18 octubre, 2007

Un edredón búlgaro


Encontrarse con menos tiempo y con la capacidad de concentración debilitada fuerza a pensar en pequeño, a retreparse en lo abarcable. Como lector esto se traduce en un regreso a la poesía, en oir a C. K. Willimas hablar de "Esa cosa tan sorprendente que ocurre cuando clavas un/ punzón en un bloque de hielo/ el modo en que su segmentada perfección se agrieta en/ relucientes fallas, fracturas, facetas/ deltas argentíferos, deslumbrantes, que en un instante fugaz,/ imposible de captar, complican el cosmos de sus/ entrañas", o en admirarse del símil que José Carlos Llop traza entre un transatlántico surcando la noche y una lámpara ardiendo sobre las aguas. Y así lo corto se queda largo tiempo dentro.

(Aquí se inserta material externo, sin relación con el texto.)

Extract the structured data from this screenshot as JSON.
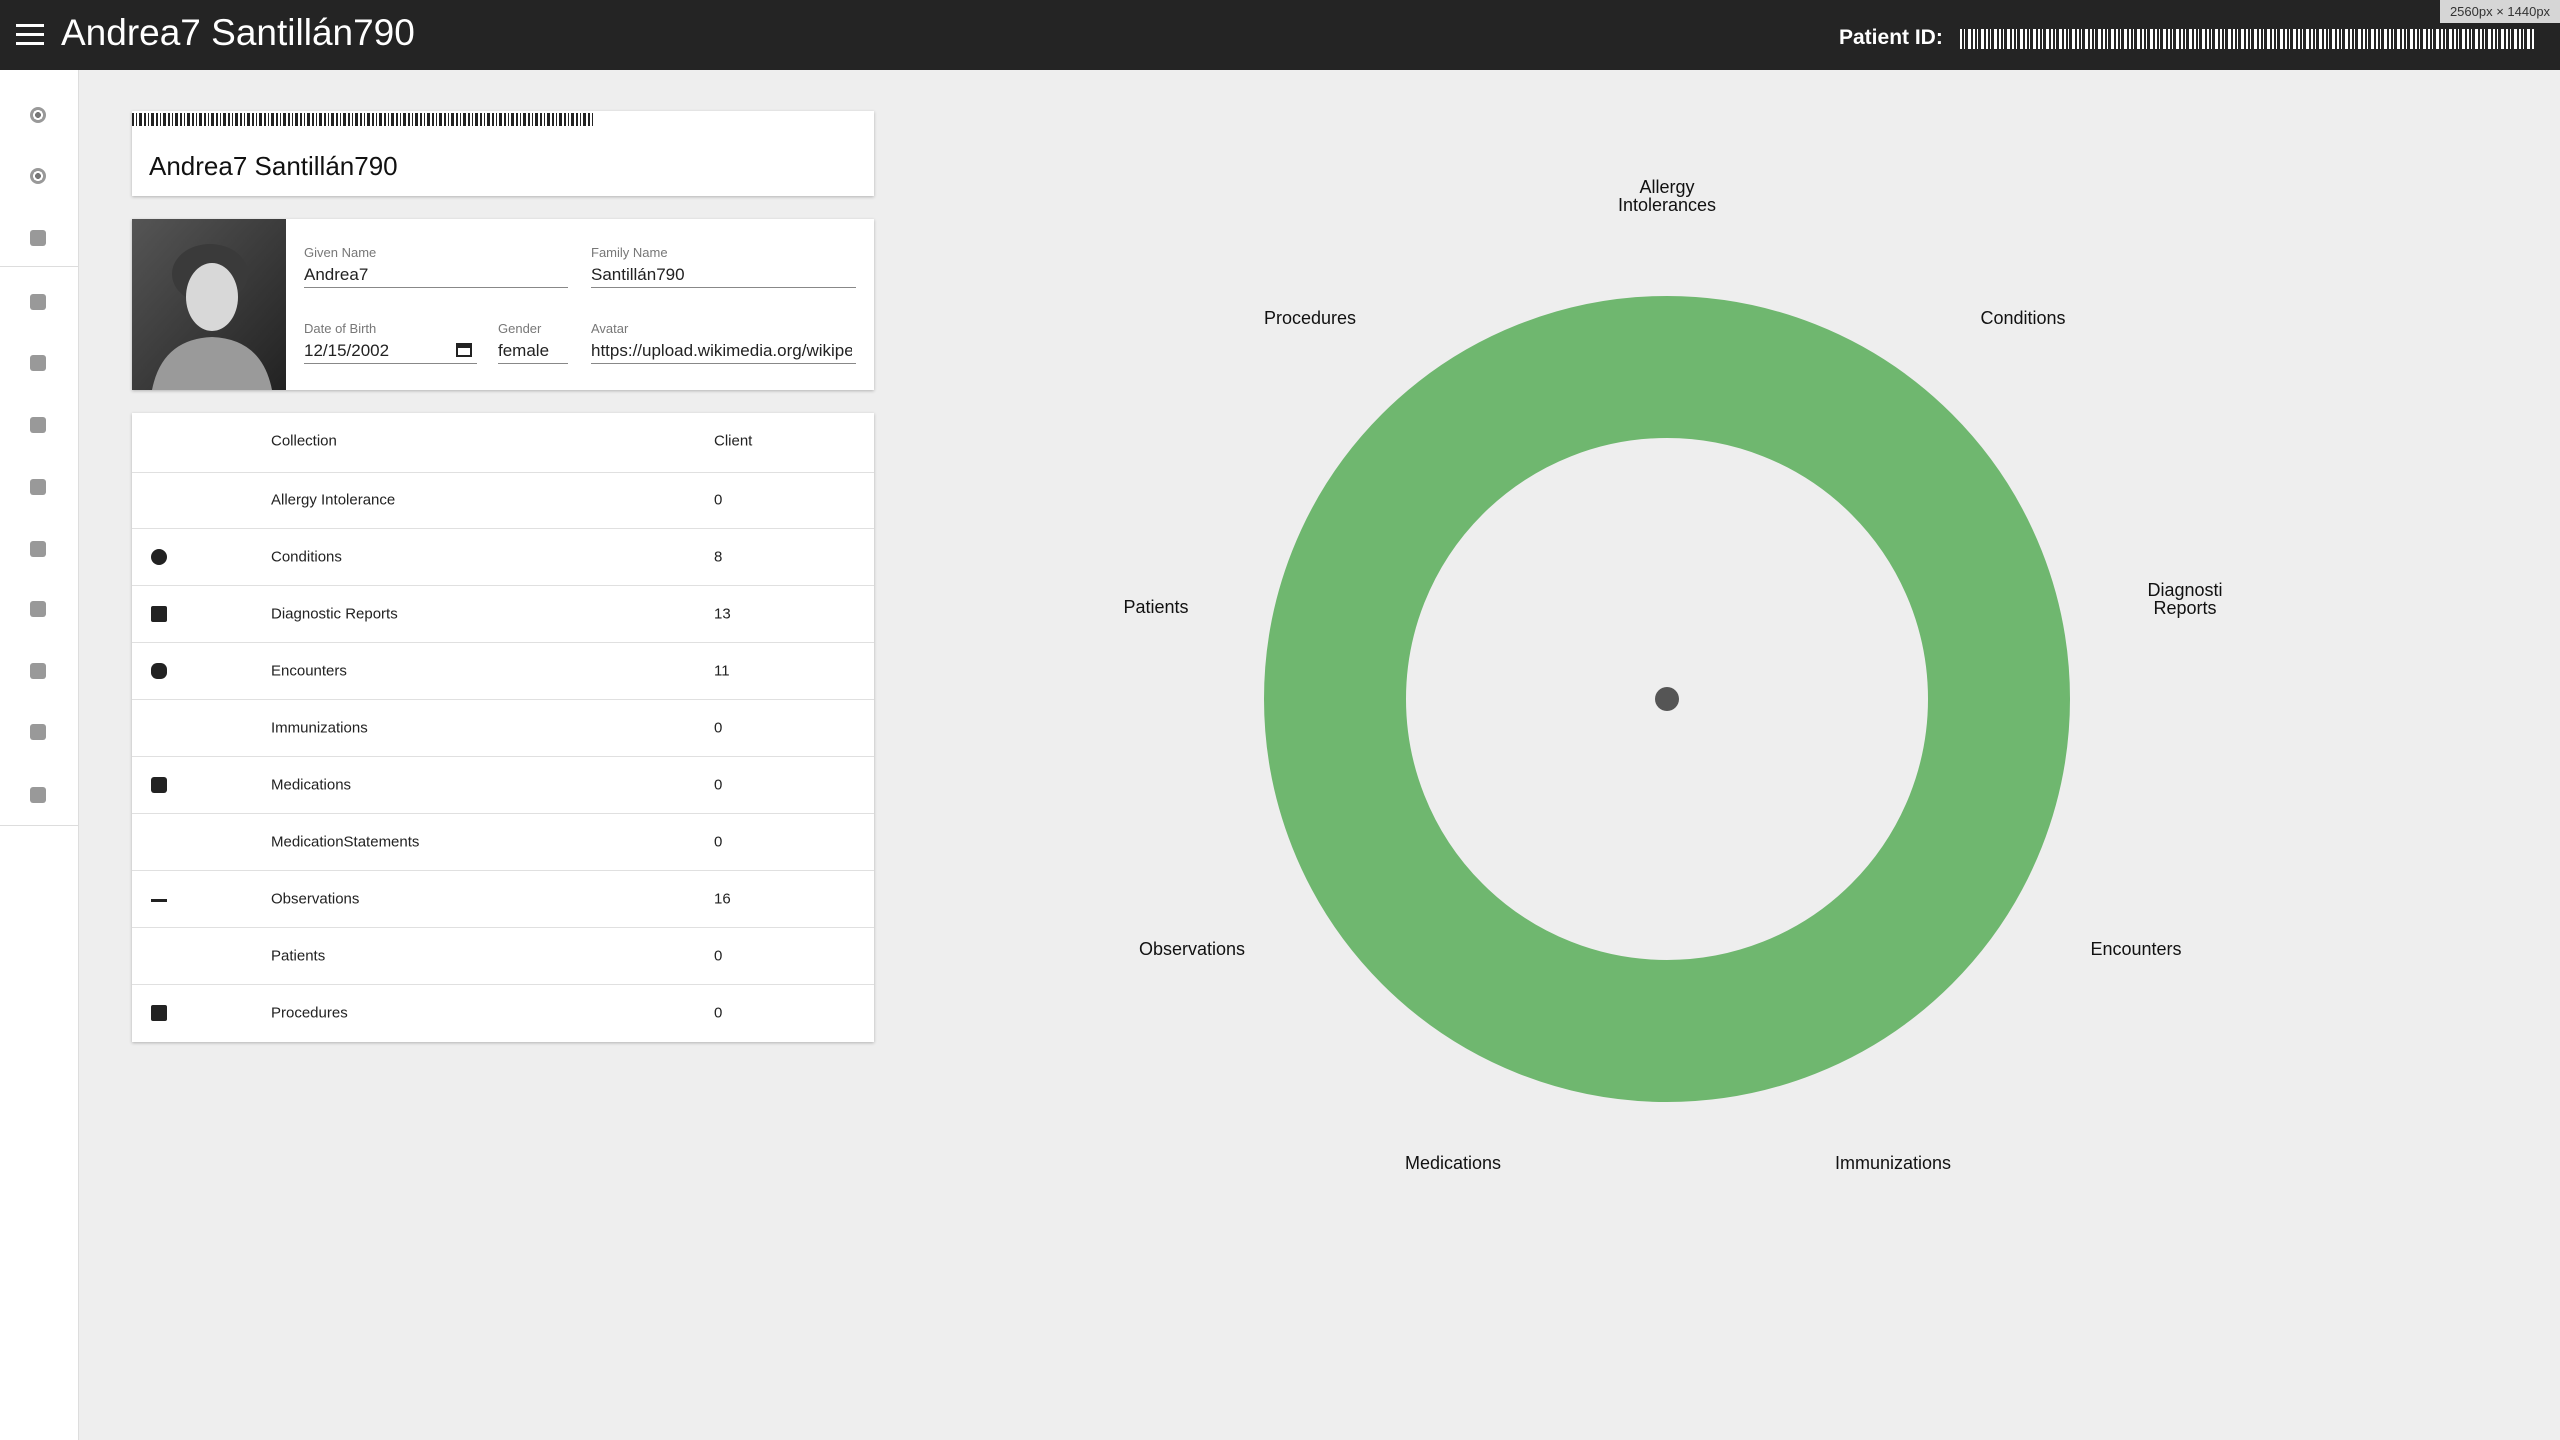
{
  "header": {
    "title": "Andrea7 Santillán790",
    "patient_id_label": "Patient ID:",
    "viewport_badge": "2560px × 1440px"
  },
  "name_card": {
    "name": "Andrea7 Santillán790"
  },
  "profile": {
    "fields": [
      {
        "label": "Given Name",
        "value": "Andrea7"
      },
      {
        "label": "Family Name",
        "value": "Santillán790"
      },
      {
        "label": "Date of Birth",
        "value": "12/15/2002"
      },
      {
        "label": "Gender",
        "value": "female"
      },
      {
        "label": "Avatar",
        "value": "https://upload.wikimedia.org/wikipe"
      }
    ]
  },
  "table": {
    "headers": [
      "Collection",
      "Client"
    ],
    "rows": [
      [
        "Allergy Intolerance",
        "0"
      ],
      [
        "Conditions",
        "8"
      ],
      [
        "Diagnostic Reports",
        "13"
      ],
      [
        "Encounters",
        "11"
      ],
      [
        "Immunizations",
        "0"
      ],
      [
        "Medications",
        "0"
      ],
      [
        "MedicationStatements",
        "0"
      ],
      [
        "Observations",
        "16"
      ],
      [
        "Patients",
        "0"
      ],
      [
        "Procedures",
        "0"
      ]
    ]
  },
  "chart": {
    "labels": [
      "Allergy Intolerances",
      "Conditions",
      "Diagnosti Reports",
      "Encounters",
      "Immunizations",
      "Medications",
      "Observations",
      "Patients",
      "Procedures"
    ]
  }
}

A la hora de escribir, esta práctica de ahorro de enorme potencial reparador cristaliza en la recolección de títulos sugerentes que prometen cercar historias aún más hipnóticas, que quedan indefectiblemente recibiendo respiración asistida en el cajón inabarcable de lo futurible, postales preciosas que nunca se rellenan pero que uno quiere convencerse de que algún día llegará incluso a enviar. Entre mis favoritas: "No pesa el corazón de los veloces", "Un edredón búlgaro", "No quedan piscinas en Berlín (ver foto para una que sí)", e "¿Hibernan los osos panda?". Sé que tras ellos hay relatos mágicos, los cuales me suplican en voz baja que sea yo quien los exponga al mundo. Pero prefiero salir al cine o a cenar o a correr y se quedan como perchas a la espera de abrigo. Quizás les llegue su momento o quizás no.